Researchers at Queen Mary University of London have shown that zebrafish can provide genes baz1b Evidence for the evolution of social behaviors in humans and domesticated species.
Research published in iScienceI looked at transgenic zebrafish that fail to make baz1b protein. The results indicate that the gene is not only at the center of physical and behavioral changes in fish and other domesticated species, but potentially also the social relationships of humans.
Domesticated species—such as dogs and cats—show genetic differences compared to their wild-type counterparts, including a difference in baz1b gene. These genetic changes are associated with physical and behavioral traits including smaller facial features such as skulls and teeth, as well as being more sensitive to society, less aggressive, and less fearful.
However, studies have also indicated that modern humans resumed themselves after splitting from their extinct relatives, the Neanderthals and Denisovans. In doing so, we went through similar physical and behavioral changes.
All of these changes have been linked to the fact that pets have fewer of a certain type of stem cell, called neural stem cells.
Research led by the Queen Mary team builds on this by examining the effect of removal baz1b Gene function, and impact on neural crest development and social behaviour.
The mutant zebrafish studied were found to be more socially vulnerable than their functional counterparts baz1b. They showed an increased tendency to interact with members of the same species, although the differences between the two zebrafish species were no longer noticeable once the fish were three weeks old.

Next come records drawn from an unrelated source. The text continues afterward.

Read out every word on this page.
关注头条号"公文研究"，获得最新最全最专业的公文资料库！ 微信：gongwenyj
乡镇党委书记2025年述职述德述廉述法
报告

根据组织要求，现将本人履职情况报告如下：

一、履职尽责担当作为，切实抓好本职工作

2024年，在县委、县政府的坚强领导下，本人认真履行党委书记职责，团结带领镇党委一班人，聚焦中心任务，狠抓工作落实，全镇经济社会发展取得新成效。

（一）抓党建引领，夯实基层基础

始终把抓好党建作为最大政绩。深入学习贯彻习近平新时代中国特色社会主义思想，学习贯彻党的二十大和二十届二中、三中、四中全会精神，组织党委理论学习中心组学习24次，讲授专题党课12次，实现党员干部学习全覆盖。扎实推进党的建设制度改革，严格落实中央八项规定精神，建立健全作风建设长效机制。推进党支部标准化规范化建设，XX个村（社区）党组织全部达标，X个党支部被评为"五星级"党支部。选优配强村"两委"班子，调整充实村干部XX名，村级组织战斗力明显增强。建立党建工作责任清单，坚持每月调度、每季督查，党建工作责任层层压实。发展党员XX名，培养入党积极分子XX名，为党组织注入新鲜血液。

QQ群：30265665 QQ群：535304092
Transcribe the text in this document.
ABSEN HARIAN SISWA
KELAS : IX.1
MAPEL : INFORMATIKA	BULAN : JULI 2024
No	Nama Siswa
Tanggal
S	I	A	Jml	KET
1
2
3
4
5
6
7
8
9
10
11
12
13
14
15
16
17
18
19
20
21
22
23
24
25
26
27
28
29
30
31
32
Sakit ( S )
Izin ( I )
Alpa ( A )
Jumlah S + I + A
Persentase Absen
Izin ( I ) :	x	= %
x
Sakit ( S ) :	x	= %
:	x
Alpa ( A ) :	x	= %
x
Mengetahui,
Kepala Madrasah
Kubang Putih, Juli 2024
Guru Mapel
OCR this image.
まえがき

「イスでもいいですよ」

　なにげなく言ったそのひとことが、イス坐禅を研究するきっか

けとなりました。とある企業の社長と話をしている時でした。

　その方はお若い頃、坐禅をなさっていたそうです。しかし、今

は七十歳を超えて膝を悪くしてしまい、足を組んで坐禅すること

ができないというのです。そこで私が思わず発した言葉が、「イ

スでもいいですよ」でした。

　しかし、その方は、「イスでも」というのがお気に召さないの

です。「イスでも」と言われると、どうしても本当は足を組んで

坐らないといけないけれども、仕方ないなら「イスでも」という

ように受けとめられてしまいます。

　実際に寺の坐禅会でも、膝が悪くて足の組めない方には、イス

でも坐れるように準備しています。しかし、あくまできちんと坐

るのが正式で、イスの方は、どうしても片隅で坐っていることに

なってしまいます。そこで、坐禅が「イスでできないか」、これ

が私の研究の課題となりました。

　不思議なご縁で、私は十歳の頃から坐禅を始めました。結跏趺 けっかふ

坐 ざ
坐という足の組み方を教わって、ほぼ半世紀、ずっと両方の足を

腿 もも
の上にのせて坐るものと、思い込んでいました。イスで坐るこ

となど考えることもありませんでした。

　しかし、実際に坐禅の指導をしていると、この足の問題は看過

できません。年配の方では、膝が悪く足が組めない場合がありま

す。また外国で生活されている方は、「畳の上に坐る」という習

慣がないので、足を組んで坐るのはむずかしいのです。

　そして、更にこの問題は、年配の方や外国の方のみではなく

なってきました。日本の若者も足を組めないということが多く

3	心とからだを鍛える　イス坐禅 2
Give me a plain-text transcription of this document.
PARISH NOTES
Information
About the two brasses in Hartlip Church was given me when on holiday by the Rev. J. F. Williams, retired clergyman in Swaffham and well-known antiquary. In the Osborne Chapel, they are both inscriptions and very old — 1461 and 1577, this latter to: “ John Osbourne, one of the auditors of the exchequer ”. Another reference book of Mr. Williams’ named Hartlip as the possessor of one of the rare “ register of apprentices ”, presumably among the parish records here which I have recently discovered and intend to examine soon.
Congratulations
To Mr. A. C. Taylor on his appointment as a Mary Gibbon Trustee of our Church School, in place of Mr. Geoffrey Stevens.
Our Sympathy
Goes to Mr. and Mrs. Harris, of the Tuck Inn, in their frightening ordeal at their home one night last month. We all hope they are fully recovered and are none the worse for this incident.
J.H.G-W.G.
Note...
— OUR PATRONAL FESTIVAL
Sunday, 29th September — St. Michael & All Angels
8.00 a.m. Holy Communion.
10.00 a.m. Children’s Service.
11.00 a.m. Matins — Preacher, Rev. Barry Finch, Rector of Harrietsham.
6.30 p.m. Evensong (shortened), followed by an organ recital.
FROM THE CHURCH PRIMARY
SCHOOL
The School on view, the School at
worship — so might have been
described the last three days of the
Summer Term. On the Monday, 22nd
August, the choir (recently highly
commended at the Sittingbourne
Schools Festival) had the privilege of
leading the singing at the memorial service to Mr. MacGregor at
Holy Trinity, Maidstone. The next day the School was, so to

In addition to being more social, the mutant zebrafish showed distinctive facial changes later in life. These included changes in eye length and width, a prominent forehead, and a shorter snout. This was accompanied by a decrease in anxiety-related behaviours.
To measure this, the researchers examined the zebrafish’s response to a short flash of light, specifically the distance traveled over a five-minute period after the flash, as well as their response to acoustic startle and their response when exposed to a novel environment. . In all cases, the mutant zebrafish recovered more quickly after the change in state, indicating less fear-related reactivity.
The mutant zebrafish also showed a slight impairment of neural crest development at the larval stages.
Research determined that in zebrafish baz1b The gene affects both the morphological and behavioral characteristics associated with the domestication syndrome in other species.
José Vicente Torres Perez, co-author from Queen Mary University of London and the University of Valencia, said: “Since the process of self-domestication, which allowed modern humans to form larger social groups, among other characteristics, is similar to this process of domestication in other ‘domesticated’ species, our research It has the potential to help us uncover the biological roots that govern these behaviours.
“Our research supports the current hypothesis that the behavioral and morphological changes that came with domestication in animals and humans can be traced back to the underdevelopment of neural crest stem cells.”
This study offers an interesting perspective on the origins of how we interact with others. While transferring inferences from zebrafish to other vertebrates can be challenging, comparative studies like this one give insights into the evolution of human cognition.”
Professor Caroline Brennan, lead author and Professor of Molecular Genetics at Queen Mary University of London
Zebrafish were chosen in part for the research because about 80% of genes associated with human disease have a corresponding recomponent — a gene in a different species that evolved from a common ancestor — making zebrafish an ideal model for studying the underlying genetics and neural circuits. Behavior.
Torres Perez, JV, et al. (2022) Loss of baz1b function in zebrafish results in phenotypic changes consistent with the domestication syndrome. iScience. doi.org/10.1016/j.isci.2022.105704.